Lassés d'être assaillis par les médias, des consommateurs assis à la terrasse d'un café préfèrent d'ailleurs ne plus s'exprimer sur cette affaire. Coïncidence troublante, Mazan abrite toujours ce qui fut la maison familiale du Marquis de Sade, cet écrivain français du XVIIIe siècle à l'origine de la notion de sadisme avec ses écrits sulfureux décrivant scènes de torture, viols, incestes ou meurtres. Ce terme avait été repris par le Dr Paul Bensussan lors de son analyse psychiatrique de Dominique Pelicot au procès, le 9 septembre, en évoquant son «sadisme sexuel avec la volonté d'humilier son épouse».
«C'est sûr que cette affaire, ça ne fait pas une bonne publicité pour le village et pour la région», lâche Frédéric Raymond, accoudé au zinc d'un café, rappelant qu'une vingtaine d'hommes recrutés par Dominique Pelicot n'ont jamais été identifiés. «Des fois, on croise des gens dans Mazan et on se dit "peut-être que...", ça peut être n'importe qui... Les malades, c'est pas marqué sur leur front», déclare, l'air grave, ce jeune retraité vivant dans un village voisin, soulignant le climat de suspicion qui s'est installé depuis le début du procès.
«Il faut en parler, pour que ça n'arrive plus»
Si 72 hommes avaient été recensés par les enquêteurs, à partir des photos et vidéos des faits prises par Dominique Pelicot lui-même, seuls 50 ont été effectivement identifiés et arrêtés. Ils sont jugés depuis le 2 septembre devant la cour criminelle d'Avignon. C'est ce qui crée une ambiance un peu «anxiogène», confirme le maire du village, Louis Bonnet.

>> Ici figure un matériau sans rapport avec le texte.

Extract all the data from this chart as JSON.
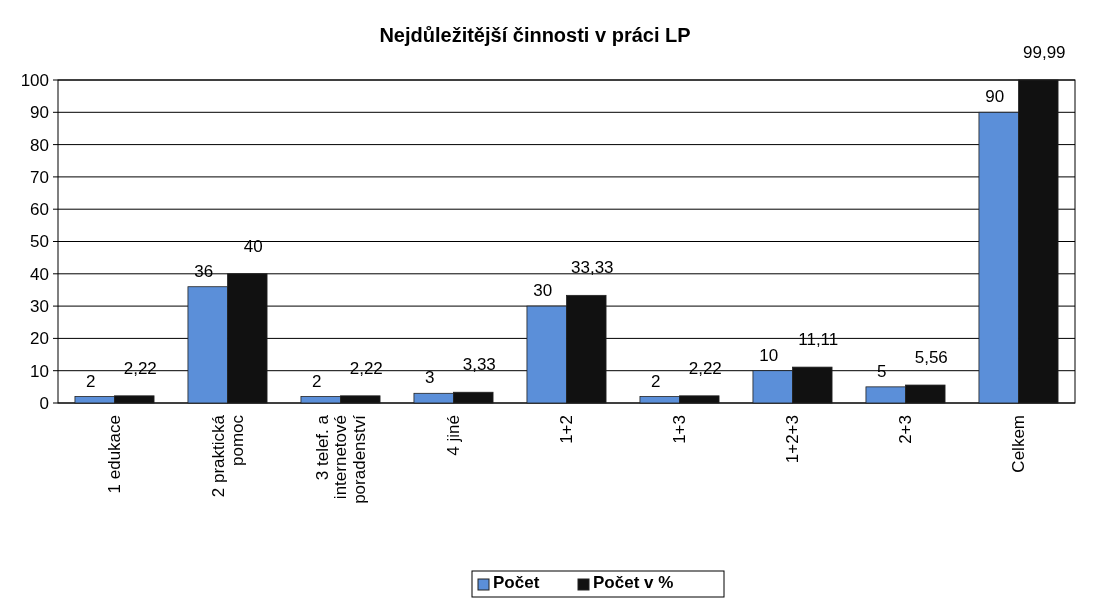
{
  "chart_data": {
    "type": "bar",
    "title": "Nejdůležitější činnosti v práci LP",
    "categories": [
      "1 edukace",
      "2 praktická pomoc",
      "3 telef. a internetové poradenství",
      "4 jiné",
      "1+2",
      "1+3",
      "1+2+3",
      "2+3",
      "Celkem"
    ],
    "series": [
      {
        "name": "Počet",
        "color": "#5b8fd9",
        "values": [
          2,
          36,
          2,
          3,
          30,
          2,
          10,
          5,
          90
        ],
        "value_labels": [
          "2",
          "36",
          "2",
          "3",
          "30",
          "2",
          "10",
          "5",
          "90"
        ]
      },
      {
        "name": "Počet v %",
        "color": "#111111",
        "values": [
          2.22,
          40,
          2.22,
          3.33,
          33.33,
          2.22,
          11.11,
          5.56,
          99.99
        ],
        "value_labels": [
          "2,22",
          "40",
          "2,22",
          "3,33",
          "33,33",
          "2,22",
          "11,11",
          "5,56",
          "99,99"
        ]
      }
    ],
    "ylim": [
      0,
      100
    ],
    "yticks": [
      0,
      10,
      20,
      30,
      40,
      50,
      60,
      70,
      80,
      90,
      100
    ],
    "grid": "y",
    "legend": "bottom"
  }
}
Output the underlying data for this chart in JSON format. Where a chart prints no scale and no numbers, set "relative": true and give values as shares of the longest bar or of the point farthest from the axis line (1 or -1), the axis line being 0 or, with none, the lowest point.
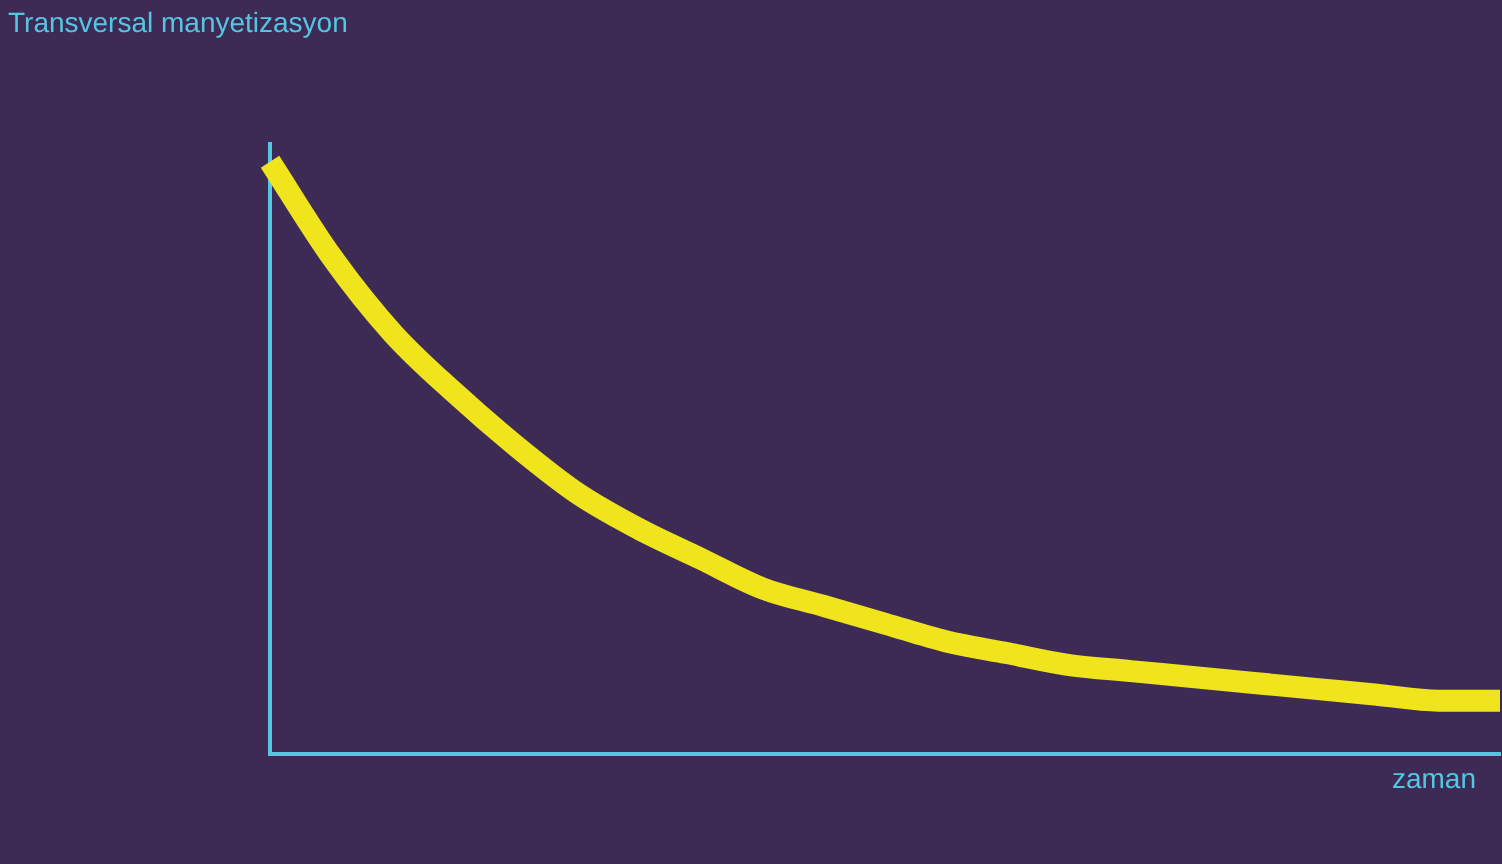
{
  "chart_data": {
    "type": "line",
    "relative": true,
    "ylabel": "Transversal manyetizasyon",
    "xlabel": "zaman",
    "categories": [
      null,
      null,
      null,
      null,
      null,
      null,
      null,
      null,
      null,
      null,
      null,
      null,
      null,
      null,
      null,
      null,
      null,
      null,
      null,
      null,
      null
    ],
    "series": [
      {
        "color": "#f0e41c",
        "values": [
          1.0,
          0.84,
          0.71,
          0.61,
          0.52,
          0.44,
          0.38,
          0.33,
          0.28,
          0.25,
          0.22,
          0.19,
          0.17,
          0.15,
          0.14,
          0.13,
          0.12,
          0.11,
          0.1,
          0.09,
          0.09
        ]
      }
    ],
    "grid": false,
    "legend": false,
    "marker": "none",
    "line_style": "solid"
  }
}
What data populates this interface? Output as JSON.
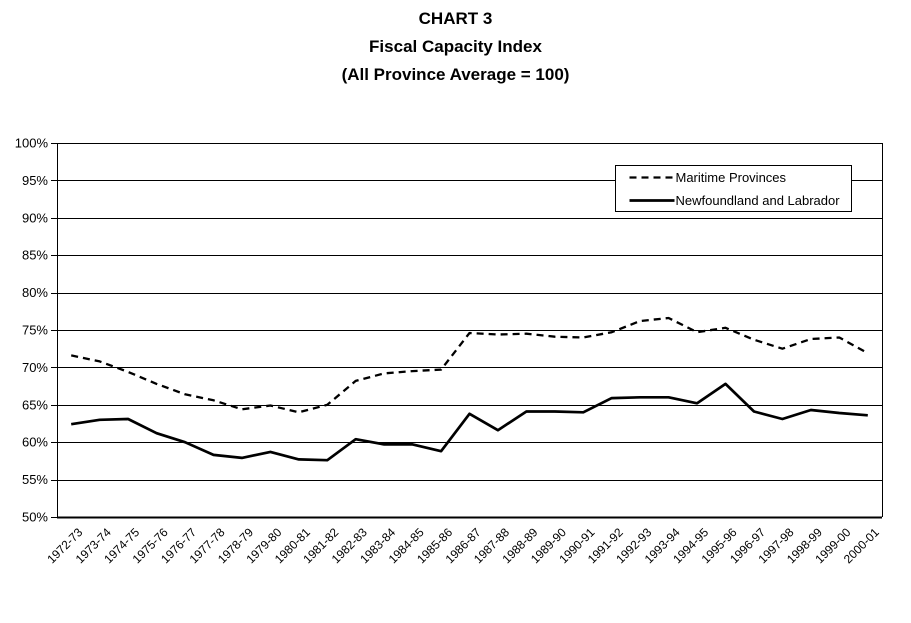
{
  "page": {
    "background": "#ffffff",
    "ink_color": "#000000"
  },
  "title": {
    "line1": "CHART 3",
    "line2": "Fiscal Capacity Index",
    "line3": "(All Province Average = 100)"
  },
  "chart_data": {
    "type": "line",
    "title": "CHART 3",
    "subtitle": "Fiscal Capacity Index (All Province Average = 100)",
    "categories": [
      "1972-73",
      "1973-74",
      "1974-75",
      "1975-76",
      "1976-77",
      "1977-78",
      "1978-79",
      "1979-80",
      "1980-81",
      "1981-82",
      "1982-83",
      "1983-84",
      "1984-85",
      "1985-86",
      "1986-87",
      "1987-88",
      "1988-89",
      "1989-90",
      "1990-91",
      "1991-92",
      "1992-93",
      "1993-94",
      "1994-95",
      "1995-96",
      "1996-97",
      "1997-98",
      "1998-99",
      "1999-00",
      "2000-01"
    ],
    "series": [
      {
        "name": "Maritime Provinces",
        "style": "dashed",
        "color": "#000000",
        "values": [
          71.6,
          70.8,
          69.4,
          67.8,
          66.4,
          65.6,
          64.4,
          64.9,
          64.0,
          65.0,
          68.2,
          69.2,
          69.5,
          69.7,
          74.6,
          74.4,
          74.5,
          74.1,
          74.0,
          74.7,
          76.2,
          76.6,
          74.7,
          75.3,
          73.7,
          72.5,
          73.8,
          74.0,
          71.9
        ]
      },
      {
        "name": "Newfoundland and Labrador",
        "style": "solid",
        "color": "#000000",
        "values": [
          62.4,
          63.0,
          63.1,
          61.2,
          60.0,
          58.3,
          57.9,
          58.7,
          57.7,
          57.6,
          60.4,
          59.7,
          59.7,
          58.8,
          63.8,
          61.6,
          64.1,
          64.1,
          64.0,
          65.9,
          66.0,
          66.0,
          65.2,
          67.8,
          64.1,
          63.1,
          64.3,
          63.9,
          63.6
        ]
      }
    ],
    "xlabel": "",
    "ylabel": "",
    "ylim": [
      50,
      100
    ],
    "ytick_step": 5,
    "ytick_labels": [
      "50%",
      "55%",
      "60%",
      "65%",
      "70%",
      "75%",
      "80%",
      "85%",
      "90%",
      "95%",
      "100%"
    ],
    "xtick_rotation": 45,
    "grid": "horizontal",
    "legend_position": "top-right-inside",
    "line_color": "#000000",
    "background": "#ffffff"
  }
}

Les agresseurs non identifiés «sont peut-être du village... Ou pas», remarque-t-il. D'où ses interrogations sur l'hypothèse de les «croiser au boulodrome, dans les commerces».
Pour autant, pour l'élu, la question d'une éventuelle cellule psychologique dans le village ou dans les écoles ne se pose pas: «Personne n'est encore venu me dire «je suis marqué, il faut que la mairie m'aide au niveau psychologique». Mais s'il faut le faire, on le fera.» D'autres y pensent pourtant, comme Cécile Paulin, «choquée et bouleversée» par l'affaire Pelicot. Cette massothérapeute a fondé un centre d'accueil pour femmes à Mazan et elle aimerait ouvrir «un espace où la parole peut être libérée».
Pas seulement pour les victimes directes de Dominique Pelicot, mais aussi «pour toutes celles et ceux qui en ont besoin», ainsi qu'aux «victimes collatérales, comme les compagnes des autres accusés», ajoute-t-elle.«Il faut en parler, pour que ça n'arrive plus», insiste-t-elle, «il ne faut pas faire comme si de rien n'était».